第3828章 心之憂矣(1/2)
深秋的黃河,仿佛也被連日來的戰火攪得更加渾濁洶湧。
河東郡縣,大河北岸。
當初升的朝陽勉強穿透籠罩在河面上的薄霧與硝煙時,河東岸的驃騎軍陣營中,響起了驚天動地,震人心魄的戰鼓之聲。

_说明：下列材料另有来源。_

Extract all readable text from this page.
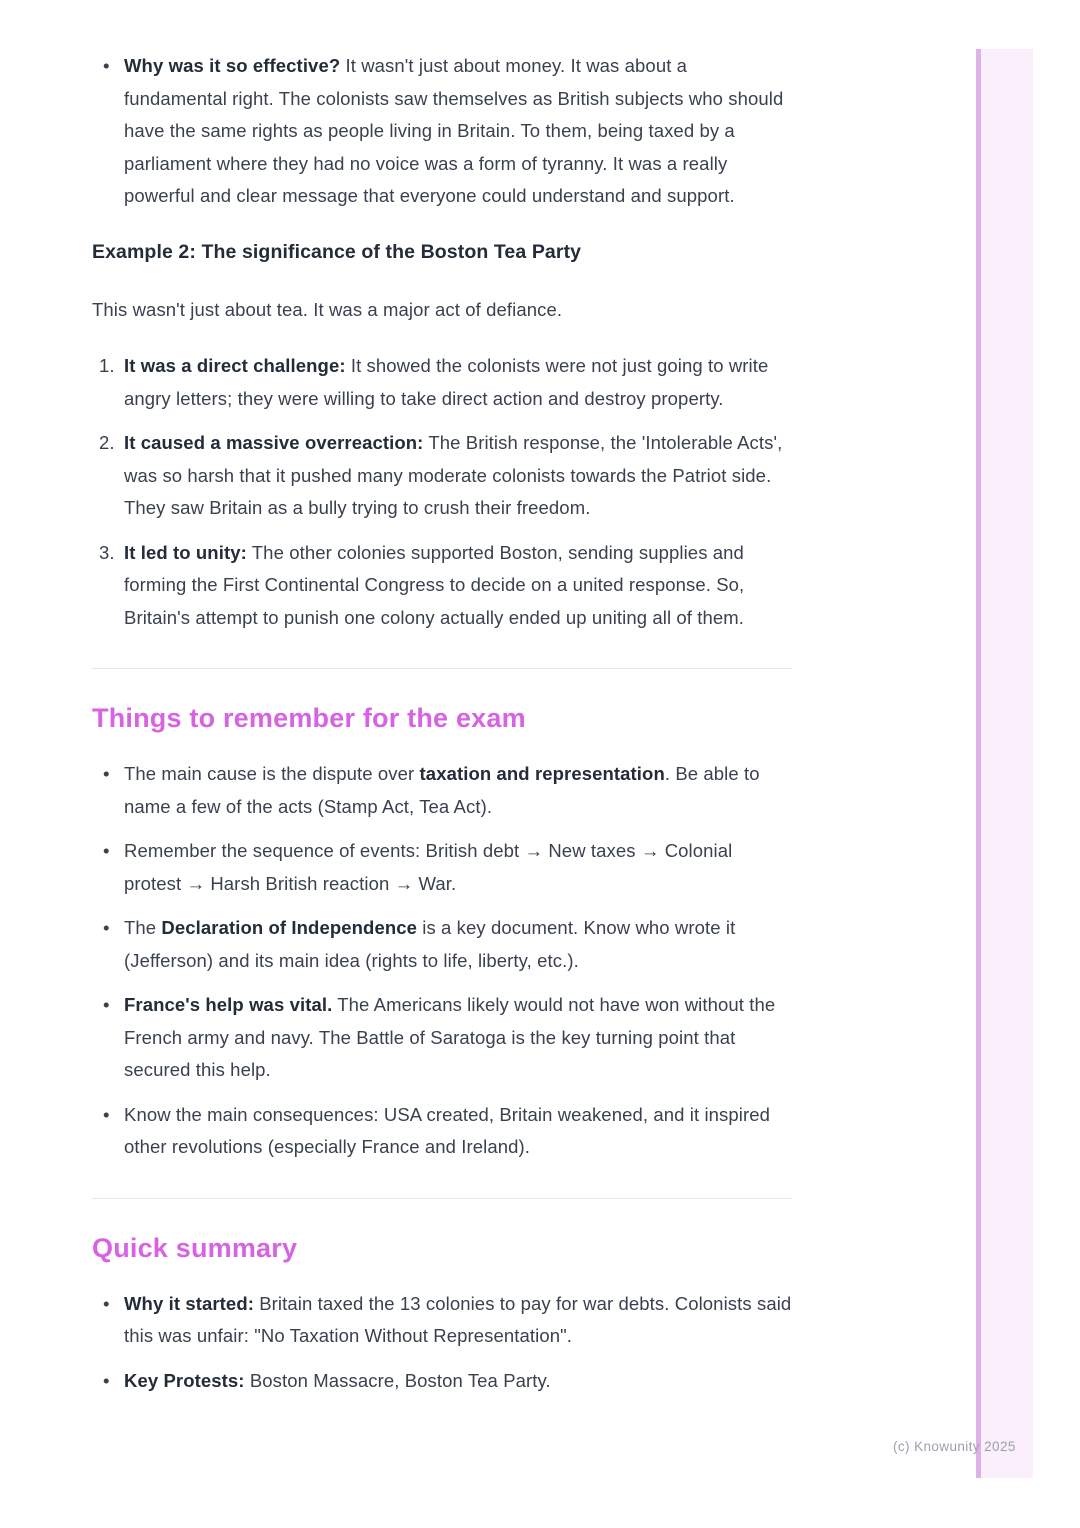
• Why was it so effective? It wasn't just about money. It was about a fundamental right. The colonists saw themselves as British subjects who should have the same rights as people living in Britain. To them, being taxed by a parliament where they had no voice was a form of tyranny. It was a really powerful and clear message that everyone could understand and support.
Example 2: The significance of the Boston Tea Party

This wasn't just about tea. It was a major act of defiance.

It was a direct challenge: It showed the colonists were not just going to write angry letters; they were willing to take direct action and destroy property.
It caused a massive overreaction: The British response, the 'Intolerable Acts', was so harsh that it pushed many moderate colonists towards the Patriot side. They saw Britain as a bully trying to crush their freedom.
It led to unity: The other colonies supported Boston, sending supplies and forming the First Continental Congress to decide on a united response. So, Britain's attempt to punish one colony actually ended up uniting all of them.
Things to remember for the exam
• The main cause is the dispute over taxation and representation. Be able to name a few of the acts (Stamp Act, Tea Act).
• Remember the sequence of events: British debt → New taxes → Colonial protest → Harsh British reaction → War.
• The Declaration of Independence is a key document. Know who wrote it (Jefferson) and its main idea (rights to life, liberty, etc.).
• France's help was vital. The Americans likely would not have won without the French army and navy. The Battle of Saratoga is the key turning point that secured this help.
• Know the main consequences: USA created, Britain weakened, and it inspired other revolutions (especially France and Ireland).
Quick summary
• Why it started: Britain taxed the 13 colonies to pay for war debts. Colonists said this was unfair: "No Taxation Without Representation".
• Key Protests: Boston Massacre, Boston Tea Party.
(c) Knowunity 2025
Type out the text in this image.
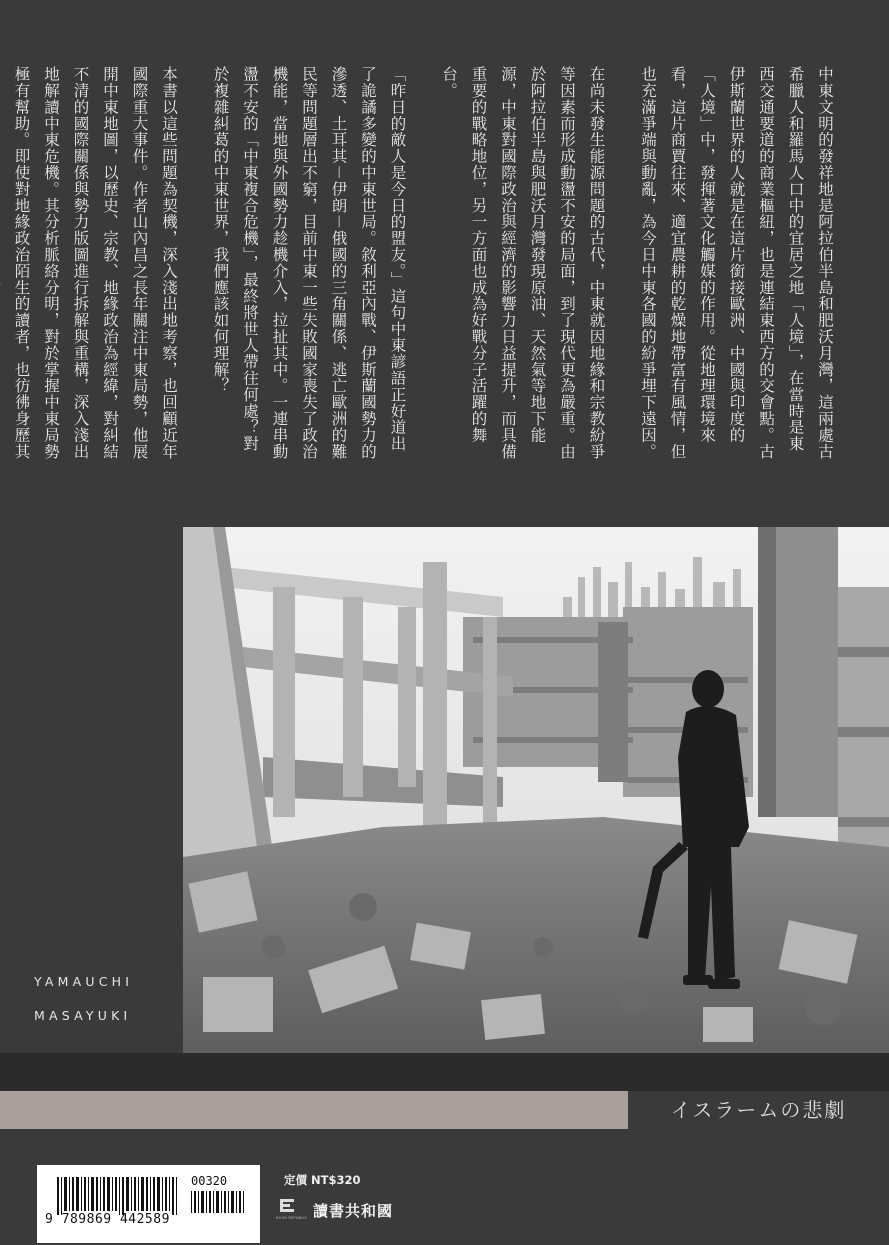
中東文明的發祥地是阿拉伯半島和肥沃月灣，這兩處古希臘人和羅馬人口中的宜居之地「人境」，在當時是東西交通要道的商業樞紐，也是連結東西方的交會點。古伊斯蘭世界的人就是在這片銜接歐洲、中國與印度的「人境」中，發揮著文化觸媒的作用。從地理環境來看，這片商賈往來、適宜農耕的乾燥地帶富有風情，但也充滿爭端與動亂，為今日中東各國的紛爭埋下遠因。

在尚未發生能源問題的古代，中東就因地緣和宗教紛爭等因素而形成動盪不安的局面，到了現代更為嚴重。由於阿拉伯半島與肥沃月灣發現原油、天然氣等地下能源，中東對國際政治與經濟的影響力日益提升，而具備重要的戰略地位，另一方面也成為好戰分子活躍的舞台。

「昨日的敵人是今日的盟友。」這句中東諺語正好道出了詭譎多變的中東世局。敘利亞內戰、伊斯蘭國勢力的滲透、土耳其－伊朗－俄國的三角關係、逃亡歐洲的難民等問題層出不窮，目前中東一些失敗國家喪失了政治機能，當地與外國勢力趁機介入，拉扯其中。一連串動盪不安的「中東複合危機」，最終將世人帶往何處？對於複雜糾葛的中東世界，我們應該如何理解？

本書以這些問題為契機，深入淺出地考察，也回顧近年國際重大事件。作者山內昌之長年關注中東局勢，他展開中東地圖，以歷史、宗教、地緣政治為經緯，對糾結不清的國際關係與勢力版圖進行拆解與重構，深入淺出地解讀中東危機。其分析脈絡分明，對於掌握中東局勢極有幫助。即使對地緣政治陌生的讀者，也彷彿身歷其

YAMAUCHI
MASAYUKI
イスラームの悲劇
9 789869 442589
00320	定價 NT$320
ROOK REPUBLIC 讀書共和國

和前幾天較為遲緩,稀疏,甚至有氣無力的戰鼓聲截然不同!
這戰鼓聲密集如同冰雹墜落,自然而然的就帶出一股殺伐之氣,似乎在預示著什麼……
陝津曹軍大營,被這突如其來的戰鼓聲嚇了一跳。
幾乎不用特別號令,曹軍兵卒在本能的驅動之下,略有些慌亂地從營帳中衝出,抓起武器奔向各自的防位,臉上大多帶著睡眠不足的疲憊和深切的惶恐。
可是片刻之後,大河之北又偃旗息鼓下去……
擺在桌面上的疲兵之策,可怎麼防?
曹軍營中瀰漫著一股壓抑的氣氛,連日來對方不間斷的修建浮橋,真真假假的攻勢,讓這些本就並非最精銳的曹軍士卒疲憊不堪。
疲憊,就帶來了精神不振,而精神不振,就難免士氣崩落。
營地里四處可見未能完全清理的垃圾和便溺痕跡。
某處軟塌塌的,被踩出了腳印的地方,並不是被水浸潤的低洼,而是……
曹軍營地外圍雖然會建造一些簡易的廁所,也會明令禁止在營地內隨意大小便,傾倒污穢,但是麼,並沒有什麼鳥用。
曹軍營地之內,空氣中混雜著糞臭,汗臭,土腥和一些霉味。
而很顯然的,營地之中所有人都似乎聞不到這些味道,即便是他們會下意識的在看到某些低洼變色的地方就抬腳跨過去。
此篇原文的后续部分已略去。